Situasi ini tidak lepas dari adanya situasi global yang tidak kondusif akibat dari aksi Presiden AS, Donald Trump, yang mencanangkan penyesuaian tarif impor masuk AS dengan banyak negara mitra dagang mereka.
Selain itu, ketegangan geopolitik antara AS-Iran juga menyebabkan kekhawatiran atas persediaan minyak global yang membuat harga minyak Brent naik di atas USD 80 per barel, setelah sepanjang tahun 2018 berada di kisaran USD 60 dollar per barel.
Ditambah dengan rencana banyak negara maju di dunia yang melakukan penyesuaian atas kebijakan moneter yang selama ini longgar mulai melakukan penyesuaian karena perekonomian yang semakin baik pada kawasan Eropa dan Amerika Serikat.

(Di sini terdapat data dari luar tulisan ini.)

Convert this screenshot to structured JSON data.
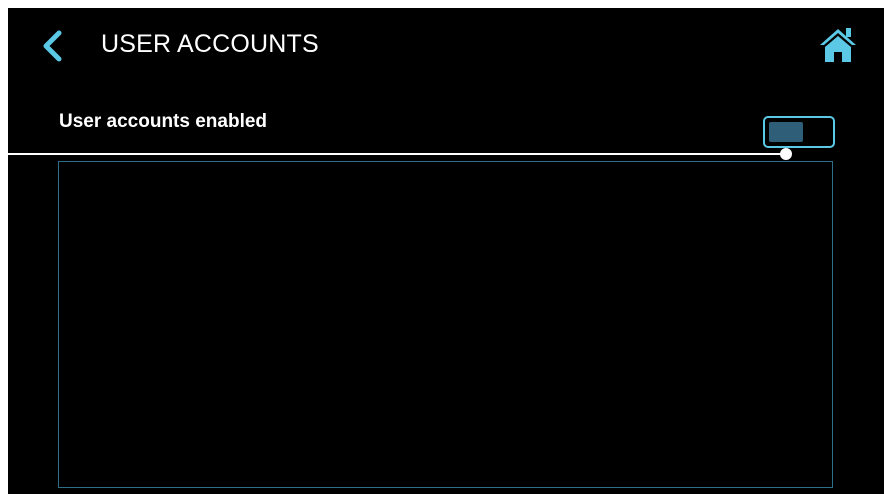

Baca: Kota Satu Properti Jadi Pendatang Baru, Catat Saham Perdana di BEI
“Dampak dari kondisi ini membuat investor mulai melakukan penyesuaian portofolio yang selama ini menikmati pertumbuhan positif di negara berkembang, akhirnya mulai melakukan penambahan investasi ke negara maju dari negara berkembang. Namun, kami nilai situasi ini tidak akan terus-menerus, dimana pada saat ini kalau kita ukur valuasi AS membukukan angka yang relatif tinggi sejak tahun 2011.” kata Edwin.
Di tahun 2011, PE indeks S&P 500 tercatat di angka 16X, dan di tahun 2018 berada di angka 22X, pada saat setahun terakhir dana yang masuk di pasar negara berkembang sedang banyak keluar pindah negara maju dan membuat indeks FTSE Asia Pacific turun di angka 11X dari tahun 2016 berada di angka 15X. Hal ini dapat menjadi pertimbangan untuk investor mencari valuasi yang lebih atraktif dalam portofolio.
Namun, situasi yang terjadi saat ini akan menemukan titik ekulibrium baru. Dimana Amerika Serikat dan seluruh mitra dagang akan memasuki babak baru lalu lintas perdagangan antar negara dan ketegangan geopolitik akan berangsur mereda dari tingkat tensinya yang tinggi saat ini.
Pembuat kebijakan di negara-negara maju akan menempuh jalan tengah yang baik dalam menjaga stabilitas ekonomi dan juga keamanan antar negara.